🤖 AI Summary
This work addresses a key limitation in existing policy-based self-distillation methods, which uniformly weight token-level supervision signals from the teacher model and thereby overlook variations in predictive distribution entropy, ultimately constraining training efficiency and performance. To overcome this, we propose Entropy-Guided Reinforced Self-Distillation (EGRSD), which dynamically adjusts token weights by integrating reward-oriented direction, the magnitude of teacher–student likelihood ratios, and a confidence gate modulated by the teacher’s predictive entropy. Furthermore, we introduce a causal lookahead variant, CL-EGRSD, that differentiates between persistent and transient high-entropy tokens. Evaluated on Qwen3-4B and Qwen3-8B, our approach significantly advances the Pareto frontier between reasoning accuracy and generation length.
📝 Abstract
On-policy self-distillation trains a reasoning model on its own rollouts while a teacher, often the same model conditioned on privileged context, provides dense token-level supervision.
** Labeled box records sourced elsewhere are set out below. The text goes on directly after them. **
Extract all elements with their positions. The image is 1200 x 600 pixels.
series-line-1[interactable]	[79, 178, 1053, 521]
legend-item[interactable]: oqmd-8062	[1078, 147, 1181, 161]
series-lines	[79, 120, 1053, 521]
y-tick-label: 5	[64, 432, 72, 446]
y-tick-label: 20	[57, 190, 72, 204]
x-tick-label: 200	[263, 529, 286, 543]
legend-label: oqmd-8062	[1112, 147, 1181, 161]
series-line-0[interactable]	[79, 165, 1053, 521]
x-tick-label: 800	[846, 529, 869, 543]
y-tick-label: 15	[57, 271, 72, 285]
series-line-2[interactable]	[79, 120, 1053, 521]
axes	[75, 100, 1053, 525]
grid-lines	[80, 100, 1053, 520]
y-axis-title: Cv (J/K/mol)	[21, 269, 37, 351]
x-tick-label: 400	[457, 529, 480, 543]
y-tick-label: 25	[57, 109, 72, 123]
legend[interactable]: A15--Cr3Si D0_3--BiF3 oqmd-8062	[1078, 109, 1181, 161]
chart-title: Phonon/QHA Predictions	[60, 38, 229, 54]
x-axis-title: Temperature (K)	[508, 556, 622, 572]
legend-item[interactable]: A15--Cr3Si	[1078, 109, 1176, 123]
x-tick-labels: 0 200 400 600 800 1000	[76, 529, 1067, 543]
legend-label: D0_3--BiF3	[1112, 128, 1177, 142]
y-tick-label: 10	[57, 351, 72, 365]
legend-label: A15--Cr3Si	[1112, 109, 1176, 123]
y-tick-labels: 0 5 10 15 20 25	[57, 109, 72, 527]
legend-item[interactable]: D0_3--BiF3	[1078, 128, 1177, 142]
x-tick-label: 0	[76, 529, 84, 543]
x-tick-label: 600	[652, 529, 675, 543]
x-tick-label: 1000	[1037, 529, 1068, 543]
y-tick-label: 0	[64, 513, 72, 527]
Existing objectives typically weight the teacher's token-level signal uniformly across a chain-of-thought sequence, despite substantial variation in the entropy of the teacher's predictive distribution. We propose EGRSD (Entropy-Guided Reinforced Self-Distillation), which unifies token-level updates through three signals: a reward-grounded direction, a teacher-student likelihood-ratio magnitude, and the proposed teacher-entropy confidence gate that down-weights high-entropy token positions while maintaining a nonzero lower bound on every token weight. We further introduce CL-EGRSD, a causal-lookahead variant that distinguishes sustained high-entropy spans from transient high-entropy positions whose following context rapidly becomes low entropy. Experiments with Qwen3-4B and Qwen3-8B in thinking mode show that EGRSD and CL-EGRSD advance the accuracy-length frontier among the compared trainable methods.